Hochement de sa tête. Elle ne me jugeait pas. Elle m'écoutait, elle me soutenait, à sa façon, dans son silence. Elle s'est levée, a défripé sa jupe sur ses longues cuisses fines. Un sourire, empreint de tendresse. Un petit mordillement de ses lèvres, pour me montrer qu'elle était tout de même inquiète, qu'elle était là, si je voulais en parler.
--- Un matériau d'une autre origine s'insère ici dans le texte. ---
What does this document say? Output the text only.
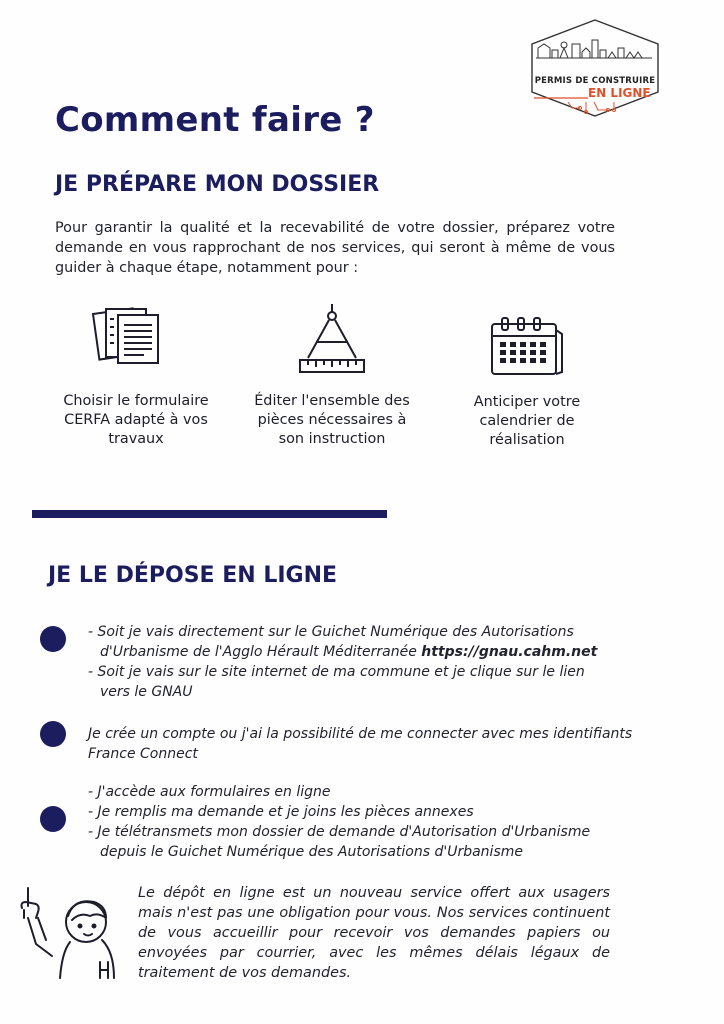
PERMIS DE CONSTRUIRE
EN LIGNE
Comment faire ?
JE PRÉPARE MON DOSSIER
Pour garantir la qualité et la recevabilité de votre dossier, préparez votre demande en vous rapprochant de nos services, qui seront à même de vous guider à chaque étape, notamment pour :
Choisir le formulaire
CERFA adapté à vos
travaux
Éditer l'ensemble des
pièces nécessaires à
son instruction
Anticiper votre
calendrier de
réalisation
JE LE DÉPOSE EN LIGNE
- Soit je vais directement sur le Guichet Numérique des Autorisations
d'Urbanisme de l'Agglo Hérault Méditerranée https://gnau.cahm.net
- Soit je vais sur le site internet de ma commune et je clique sur le lien
vers le GNAU
Je crée un compte ou j'ai la possibilité de me connecter avec mes identifiants
France Connect
- J'accède aux formulaires en ligne
- Je remplis ma demande et je joins les pièces annexes
- Je télétransmets mon dossier de demande d'Autorisation d'Urbanisme
depuis le Guichet Numérique des Autorisations d'Urbanisme
Le dépôt en ligne est un nouveau service offert aux usagers mais n'est pas une obligation pour vous. Nos services continuent de vous accueillir pour recevoir vos demandes papiers ou envoyées par courrier, avec les mêmes délais légaux de traitement de vos demandes.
Puis elle est partie.

C'est quand elle a refermé la porte, doucement, que j'ai compris ce qu'il me restait à faire.

Tout à coup, ce fut très clair dans ma tête.

J'ai attendu que le phare prenne le pas sur la nuit qui tombait, qu'il transperce l'obscurité de son faisceau jaune. Puis j'ai repris le chemin de la Villa Etche Tikki. J'ai laissé un mot sur la table de la cuisine, j'ai écrit que je reviendrais rapidement. Georgia dormait. Candida et Arabella parlaient à voix basse dans le salon. Elles ne m'ont pas entendue sortir, j'ai fait attention de ne pas claquer la porte.

Presque vingt-deux heures. Vers l'ouest, sur l'horizon, une partie du ciel était encore claire, mouchetée d'orange par le soleil qui venait de se coucher. À l'est, la nuit arrivait, immense, sombre et bleue, auréolée d'une humidité palpable.